While you're away. Go ahead. While you're away. Yes. Could I use your loaded tiddlies?
[00:20:18] Unknown:
We We're going to bring you Abbott and Costello in just a moment.
[00:20:25] Unknown:
Thanks to the Yanks of the Week. Tonight, we salute mines at Winston Salem, North Carolina, well of the Bronze Star for bravery and action in the initial landing on Saipan. In your honor, Lieutenant Heinz, the makers of camels are sending to our fighters overseas 400,000 camel cigarettes.
[00:20:48] Unknown:
Each of the three Camel Radio shows honors a Yank of the Week by sending free 400,000 Camel cigarettes overseas, a total of more than 1,000,000 camels sent free each week. In this country, the camel caravan traveling from camp to camp have thanked audiences of more than 4,000,000 yanks with free shows and free camels.
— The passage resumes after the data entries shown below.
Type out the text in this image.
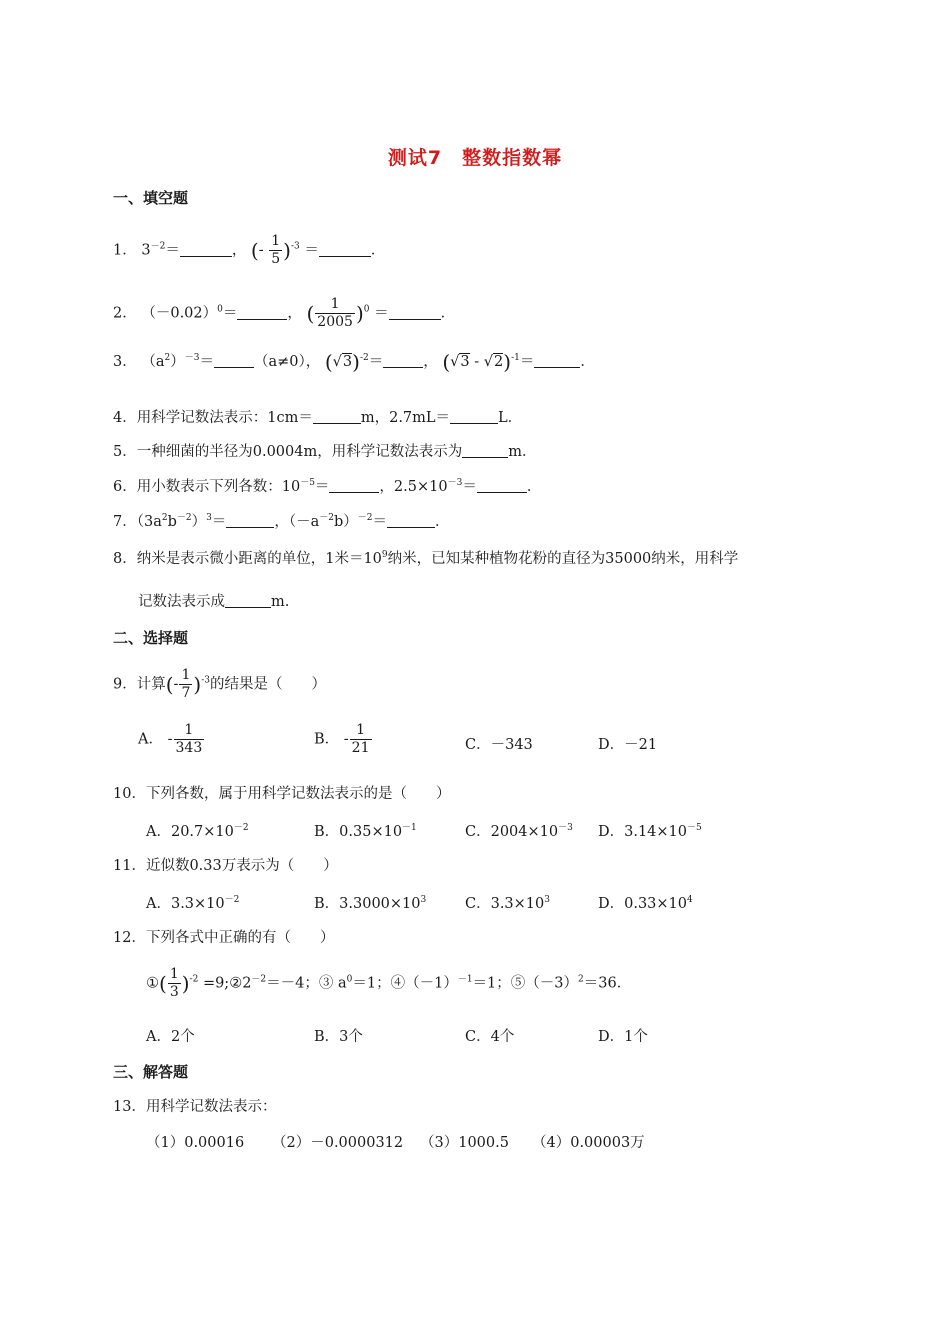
测试7　整数指数幂
一、填空题
1． $3^{-2}=$	， (- $\frac{1}{5} )^{-3}$ ＝	．
2． $(-0.02)^0=$	， ( $\frac{1}{2005} )^0$ ＝	．
3． $(a^2)^{-3}=$	（a≠0）， $(√3)^{-2}=$	， (√3 - √2)$^{-1}$＝	．
4．用科学记数法表示：1cm＝	m，2.7mL＝	L．
5．一种细菌的半径为0.0004m，用科学记数法表示为	m．
6．用小数表示下列各数：$10^{-5}=$	，$2.5\times 10^{-3}=$	．
7．$(3a^2b^{-2})^3=$	，$(-a^{-2}b)^{-2}=$	．
8．纳米是表示微小距离的单位，1米$=10^9$纳米，已知某种植物花粉的直径为35000纳米，用科学
记数法表示成	m.
二、选择题
9．计算(- $\frac{1}{7} )^{-3}$的结果是（　　）
A． - $\frac{1}{343}$	B． - $\frac{1}{21}$	C．－343	D．－21
10．下列各数，属于用科学记数法表示的是（　　）
A．$20.7\times 10^{-2}$	B．$0.35\times 10^{-1}$	C．$2004\times 10^{-3}$ D．$3.14\times 10^{-5}$
11．近似数0.33万表示为（　　）
A．$3.3\times 10^{-2}$	B．$3.3000\times 10^3$	C．$3.3\times 10^3$	D．$0.33\times 10^4$
12．下列各式中正确的有（　　）
①( $\frac{1}{3} )^{-2}$ $=9;②2^{-2}=-4$；③ $a^0=1$；$④(-1)^{-1}=1$；$⑤(-3)^2=36$．
A．2个	B．3个	C．4个	D．1个
三、解答题
13．用科学记数法表示：
（1）0.00016 （2）－0.0000312 （3）1000.5 （4）0.00003万
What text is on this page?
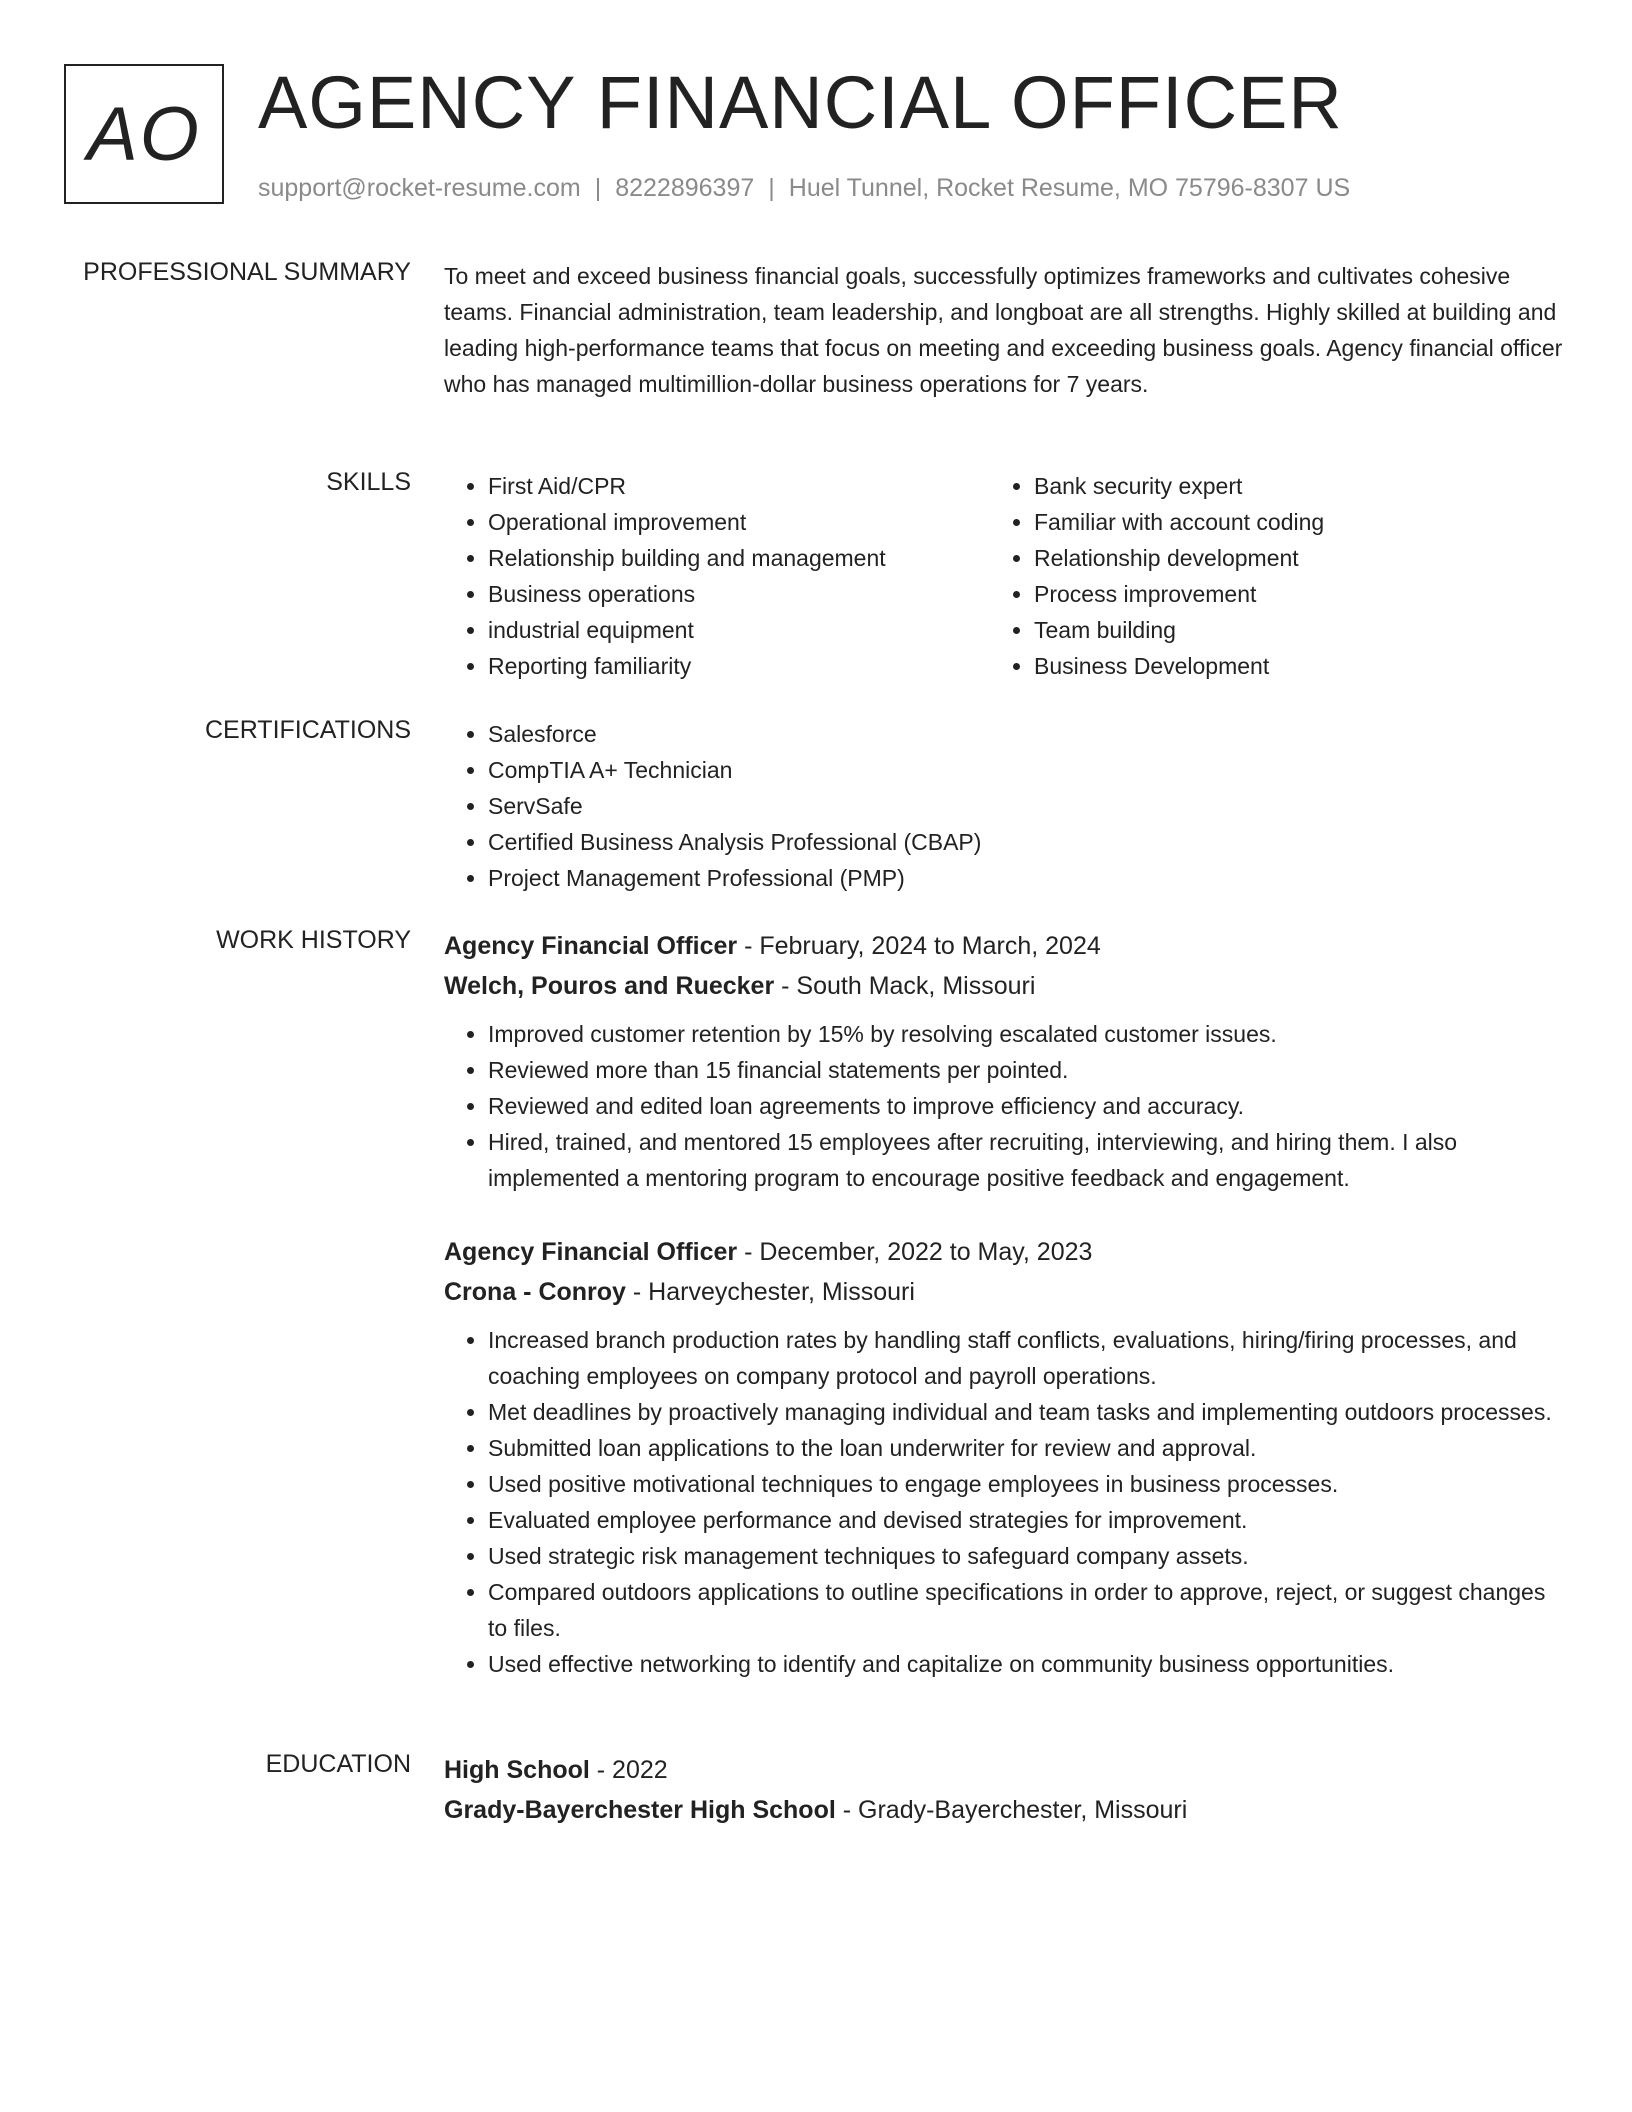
AO AGENCY FINANCIAL OFFICER
support@rocket-resume.com | 8222896397 | Huel Tunnel, Rocket Resume, MO 75796-8307 US
PROFESSIONAL SUMMARY To meet and exceed business financial goals, successfully optimizes frameworks and cultivates cohesive teams. Financial administration, team leadership, and longboat are all strengths. Highly skilled at building and leading high-performance teams that focus on meeting and exceeding business goals. Agency financial officer who has managed multimillion-dollar business operations for 7 years.

SKILLS	• First Aid/CPR
• Operational improvement
• Relationship building and management
• Business operations
• industrial equipment
• Reporting familiarity
• Bank security expert
• Familiar with account coding
• Relationship development
• Process improvement
• Team building
• Business Development
CERTIFICATIONS	• Salesforce
• CompTIA A+ Technician
• ServSafe
• Certified Business Analysis Professional (CBAP)
• Project Management Professional (PMP)
WORK HISTORY Agency Financial Officer - February, 2024 to March, 2024
Welch, Pouros and Ruecker - South Mack, Missouri
• Improved customer retention by 15% by resolving escalated customer issues.
• Reviewed more than 15 financial statements per pointed.
• Reviewed and edited loan agreements to improve efficiency and accuracy.
• Hired, trained, and mentored 15 employees after recruiting, interviewing, and hiring them. I also implemented a mentoring program to encourage positive feedback and engagement.
Agency Financial Officer - December, 2022 to May, 2023
Crona - Conroy - Harveychester, Missouri
• Increased branch production rates by handling staff conflicts, evaluations, hiring/firing processes, and coaching employees on company protocol and payroll operations.
• Met deadlines by proactively managing individual and team tasks and implementing outdoors processes.
• Submitted loan applications to the loan underwriter for review and approval.
• Used positive motivational techniques to engage employees in business processes.
• Evaluated employee performance and devised strategies for improvement.
• Used strategic risk management techniques to safeguard company assets.
• Compared outdoors applications to outline specifications in order to approve, reject, or suggest changes to files.
• Used effective networking to identify and capitalize on community business opportunities.
EDUCATION High School - 2022
Grady-Bayerchester High School - Grady-Bayerchester, Missouri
Camel broadcast go out to The United States Three times a week, a short wave to our men overseas and to South America. Listen tomorrow to Jimmy Durante and Gary Moore, Monday to Bob Hawkin, thanks to the Yanks, and next Thursday to Abbott and Costello. And now a few final words from Budd Abbott and Lou Costello. Thanks, Ken. Well, Costello,
[00:21:29] Unknown:
now that you've got yourself out of jail, let's go home. Not now. I gotta get my uncle out of jail. What's he in for? Oh, it was a frame of that little Sebastian he pranked my uncle up. What do you mean? They accused him of stealing a tub of butter. A tub of butter? I gotta get him out right away. What's the hurry? We're all out of butter again. Oh, stop. Good night, folks. Good night, folks.